Nos dijo que tiene baja su autoestima, que no sabe qué es lo que quiere y que tengamos cuidado con las conductas adictivas, ya que ante todo lo que le brinde placer no puede posponer el estímulo hasta verlo saciado. No sabe qué estudiar ni qué hacer de su vida. Sólo disfruta viendo la televisión, en especial un reality donde varios jóvenes no hacen nada. La computadora le fascina, aunque está muy lenta y eso lo enfurece. El deporte le divierte, pero no le gusta entrenar y, como bajó su rendimiento, prefirió no jugar más antes que soportar los malos resultados.
No puede proyectarse en el futuro formando una familia, ya que no cree en la fidelidad y piensa que los hijos dan mucho trabajo. Quiere ser famoso, poderoso y millonario, si es posible las tres cosas juntas, siempre que las consiga por herencia, por ganar un concurso o vaya a saber uno por qué razón. El psicólogo nos sugirió terapia, pautas claras en casa y que, si no estudia, trabaje. Que si quiere seguir viviendo con nosotros, sus padres, se acomode a las reglas familiares, que asuma responsabilidades concretas y que empiece a planear su futuro.

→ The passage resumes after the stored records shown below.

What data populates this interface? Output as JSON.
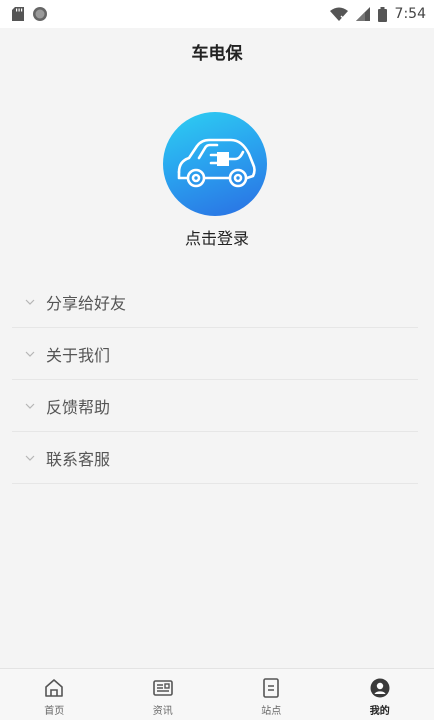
{
  "status_bar": {
    "time": "7:54"
  },
  "header": {
    "title": "车电保"
  },
  "profile": {
    "login_label": "点击登录"
  },
  "menu": {
    "items": [
      {
        "label": "分享给好友"
      },
      {
        "label": "关于我们"
      },
      {
        "label": "反馈帮助"
      },
      {
        "label": "联系客服"
      }
    ]
  },
  "bottom_nav": {
    "items": [
      {
        "label": "首页",
        "icon": "home-icon",
        "active": false
      },
      {
        "label": "资讯",
        "icon": "news-icon",
        "active": false
      },
      {
        "label": "站点",
        "icon": "station-icon",
        "active": false
      },
      {
        "label": "我的",
        "icon": "profile-icon",
        "active": true
      }
    ]
  },
  "colors": {
    "accent_blue": "#2a8ff0",
    "background": "#f4f4f4",
    "text_primary": "#222222",
    "text_secondary": "#555555"
  }
}
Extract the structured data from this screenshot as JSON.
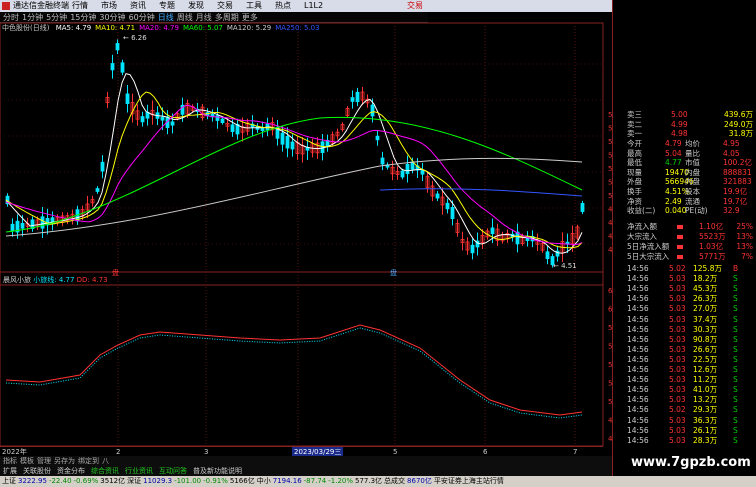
{
  "title_bar": {
    "app_name": "通达信金融终端",
    "menus": [
      "行情",
      "市场",
      "资讯",
      "专题",
      "发现",
      "交易",
      "工具",
      "热点",
      "L1L2"
    ],
    "trade_button": "交易"
  },
  "period_bar": {
    "items": [
      "分时",
      "1分钟",
      "5分钟",
      "15分钟",
      "30分钟",
      "60分钟",
      "日线",
      "周线",
      "月线",
      "多周期",
      "更多"
    ],
    "active": "日线"
  },
  "ma_legend": {
    "stock": "中色股份(日线)",
    "items": [
      {
        "label": "MA5: 4.79",
        "color": "#ffffff"
      },
      {
        "label": "MA10: 4.71",
        "color": "#ffff00"
      },
      {
        "label": "MA20: 4.79",
        "color": "#ff00ff"
      },
      {
        "label": "MA60: 5.07",
        "color": "#00ff00"
      },
      {
        "label": "MA120: 5.29",
        "color": "#cccccc"
      },
      {
        "label": "MA250: 5.03",
        "color": "#3355ff"
      }
    ]
  },
  "chart_labels": {
    "high_label": "6.26",
    "low_label": "4.51",
    "marker_left": "盘",
    "marker_right": "盘"
  },
  "price_axis": [
    "5.80",
    "5.60",
    "5.40",
    "5.30",
    "5.20",
    "5.10",
    "5.00",
    "4.90",
    "4.80",
    "4.70",
    "4.60"
  ],
  "sub_axis": [
    "6.20",
    "6.00",
    "5.80",
    "5.60",
    "5.40",
    "5.20",
    "5.00",
    "4.80",
    "4.60"
  ],
  "sub_legend": {
    "name": "晨风小旅",
    "line1": "小旅线: 4.77",
    "line2": "DD: 4.73"
  },
  "date_bar": {
    "labels": [
      "2022年",
      "2",
      "3",
      "4",
      "5",
      "6",
      "7"
    ],
    "cursor": "2023/03/29三"
  },
  "toolbar": [
    "指标",
    "模板",
    "管理",
    "另存为",
    "绑定到",
    "八"
  ],
  "tabs": [
    {
      "label": "扩展",
      "style": "n"
    },
    {
      "label": "关联股份",
      "style": "n"
    },
    {
      "label": "资金分布",
      "style": "n"
    },
    {
      "label": "综合资讯",
      "style": "g"
    },
    {
      "label": "行业资讯",
      "style": "g"
    },
    {
      "label": "互动问答",
      "style": "g"
    },
    {
      "label": "普及新功能说明",
      "style": "n"
    }
  ],
  "status_bar": [
    {
      "name": "上证",
      "value": "3222.95",
      "change": "-22.40",
      "pct": "-0.69%",
      "amount": "3512亿"
    },
    {
      "name": "深证",
      "value": "11029.3",
      "change": "-101.00",
      "pct": "-0.91%",
      "amount": "5166亿"
    },
    {
      "name": "中小",
      "value": "7194.16",
      "change": "-87.74",
      "pct": "-1.20%",
      "amount": "577.3亿"
    },
    {
      "name": "总成交",
      "value": "8670亿",
      "change": "",
      "pct": "",
      "amount": ""
    }
  ],
  "status_tail": "平安证券上海主站行情",
  "watermark": "www.7gpzb.com",
  "panel": {
    "orders": [
      {
        "label": "卖三",
        "price": "5.00",
        "vol": "439.6万"
      },
      {
        "label": "卖二",
        "price": "4.99",
        "vol": "249.0万"
      },
      {
        "label": "卖一",
        "price": "4.98",
        "vol": "31.8万"
      }
    ],
    "stats": [
      [
        "今开",
        "4.79",
        "均价",
        "4.95"
      ],
      [
        "最高",
        "5.04",
        "量比",
        "4.05"
      ],
      [
        "最低",
        "4.77",
        "市值",
        "100.2亿"
      ],
      [
        "现量",
        "19470",
        "内盘",
        "888831"
      ],
      [
        "外盘",
        "566946",
        "内盘",
        "321883"
      ],
      [
        "换手",
        "4.51%",
        "股本",
        "19.9亿"
      ],
      [
        "净资",
        "2.49",
        "流通",
        "19.7亿"
      ],
      [
        "收益(二)",
        "0.040",
        "PE(动)",
        "32.9"
      ]
    ],
    "flows": [
      {
        "label": "净流入额",
        "value": "1.10亿",
        "pct": "25%"
      },
      {
        "label": "大宗流入",
        "value": "5523万",
        "pct": "13%"
      },
      {
        "label": "5日净流入额",
        "value": "1.03亿",
        "pct": "13%"
      },
      {
        "label": "5日大宗流入",
        "value": "5771万",
        "pct": "7%"
      }
    ],
    "ticks": [
      {
        "time": "14:56",
        "price": "5.02",
        "vol": "125.8万",
        "dir": "B"
      },
      {
        "time": "14:56",
        "price": "5.03",
        "vol": "18.2万",
        "dir": "S"
      },
      {
        "time": "14:56",
        "price": "5.03",
        "vol": "45.3万",
        "dir": "S"
      },
      {
        "time": "14:56",
        "price": "5.03",
        "vol": "26.3万",
        "dir": "S"
      },
      {
        "time": "14:56",
        "price": "5.03",
        "vol": "27.0万",
        "dir": "S"
      },
      {
        "time": "14:56",
        "price": "5.03",
        "vol": "37.4万",
        "dir": "S"
      },
      {
        "time": "14:56",
        "price": "5.03",
        "vol": "30.3万",
        "dir": "S"
      },
      {
        "time": "14:56",
        "price": "5.03",
        "vol": "90.8万",
        "dir": "S"
      },
      {
        "time": "14:56",
        "price": "5.03",
        "vol": "26.6万",
        "dir": "S"
      },
      {
        "time": "14:56",
        "price": "5.03",
        "vol": "22.5万",
        "dir": "S"
      },
      {
        "time": "14:56",
        "price": "5.03",
        "vol": "12.6万",
        "dir": "S"
      },
      {
        "time": "14:56",
        "price": "5.03",
        "vol": "11.2万",
        "dir": "S"
      },
      {
        "time": "14:56",
        "price": "5.03",
        "vol": "41.0万",
        "dir": "S"
      },
      {
        "time": "14:56",
        "price": "5.03",
        "vol": "13.2万",
        "dir": "S"
      },
      {
        "time": "14:56",
        "price": "5.02",
        "vol": "29.3万",
        "dir": "S"
      },
      {
        "time": "14:56",
        "price": "5.03",
        "vol": "36.3万",
        "dir": "S"
      },
      {
        "time": "14:56",
        "price": "5.03",
        "vol": "26.1万",
        "dir": "S"
      },
      {
        "time": "14:56",
        "price": "5.03",
        "vol": "28.3万",
        "dir": "S"
      }
    ]
  },
  "colors": {
    "up": "#ff3333",
    "down": "#00e5ff",
    "ma5": "#ffffff",
    "ma10": "#ffff00",
    "ma20": "#ff00ff",
    "ma60": "#00ff00",
    "ma120": "#cccccc",
    "ma250": "#3355ff"
  }
}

Nos aconsejó no darle plata para sus salidas, sino más bien que él mismo genere sus ingresos. Que lo contengamos y que por su propio bien le hagamos ver que ya no es un chico, que las cosas en la vida no se dan gratis ni por obra de magia, que la casa en la que vive se hizo y se mantiene por nuestro esfuerzo, que lo bueno cuesta alcanzarlo. En fin, nos dijo tantas cosas que con mi mujer hemos decidido cambiar de psicólogo. Lo que éste nos dijo no nos gusta. Lo último que queremos es que nuestro hijo se frustre.
*Eduardo Cazenave es rector general del Colegio San Juan el Precursor y profesional de la Fundación Proyecto Padres. Agradecemos a Economía para Todos, en la Argentina, que nos permitió gentilmente reproducir este texto.